President Talks Up Faith-Based Funding at Notre Dame Commencement

President Bush used this year's commencement ceremony at Notre Dame University to push his plan for direct federal financing of faith-based social service providers as the next phase in the government's decades-long campaign to end poverty, the New York Times reports.

In his commencement address, the president said government did the right thing in the 1960s by expanding services to poor Americans and again in the 1990s by putting limits on such assistance. Now, Bush said, it was time for government to encourage individuals and groups, including religious ones, to address the needs of the poor.

"The war on poverty established a federal commitment to the poor," Bush said. "The welfare reform legislation of 1996 made that commitment more effective. For the task ahead, we must move to the third stage of combating poverty in America.
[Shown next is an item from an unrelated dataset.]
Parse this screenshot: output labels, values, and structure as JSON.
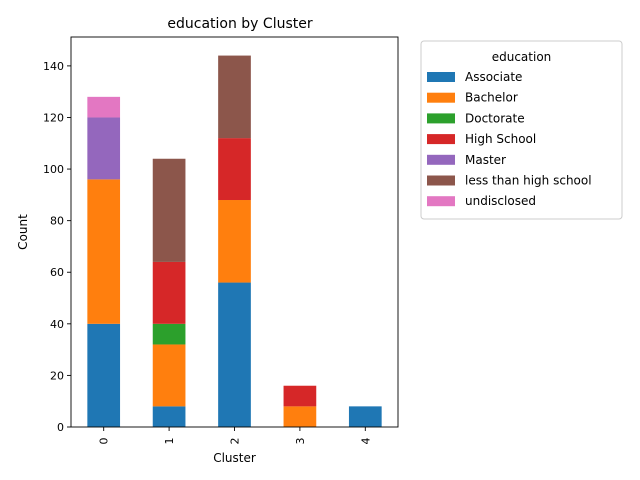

Our society must enlist, equip, and empower idealistic Americans in the works of compassion that only they can provide."

The president's visit to Notre Dame — a Catholic university — coincided with an announcement that the university had endowed a Laura Bush Scholarship, in honor of his wife, that each year will pay the tuition of a student enrolled in a Catholic elementary or secondary school in Texas.

Civil libertarians and some religious leaders have charged that the president's plan blurs the boundary between church and state. But in his address, the president offered his most detailed defense of the plan to date. Noting that six of the ten largest corporate givers in the country restrict donations to faith-based groups, the president also announced a summit meeting this fall at which he would ask corporate philanthropic leaders to rethink those policies.

"Medicaid and Medicare money currently goes to religious hospitals," Bush said. "Should this practice be ended? Child-care vouchers for low-income families are redeemed every day at houses of worship across America. Should this be prevented? Government loans send countless students to religious colleges. Should that be banned? Of course not.... America has a long tradition of accommodating and encouraging religious institutions when they pursue public goals."

Frank Bruni. "Bush Pushes Role of Private Sector in Aiding the Poor" New York Times 05/21/2001.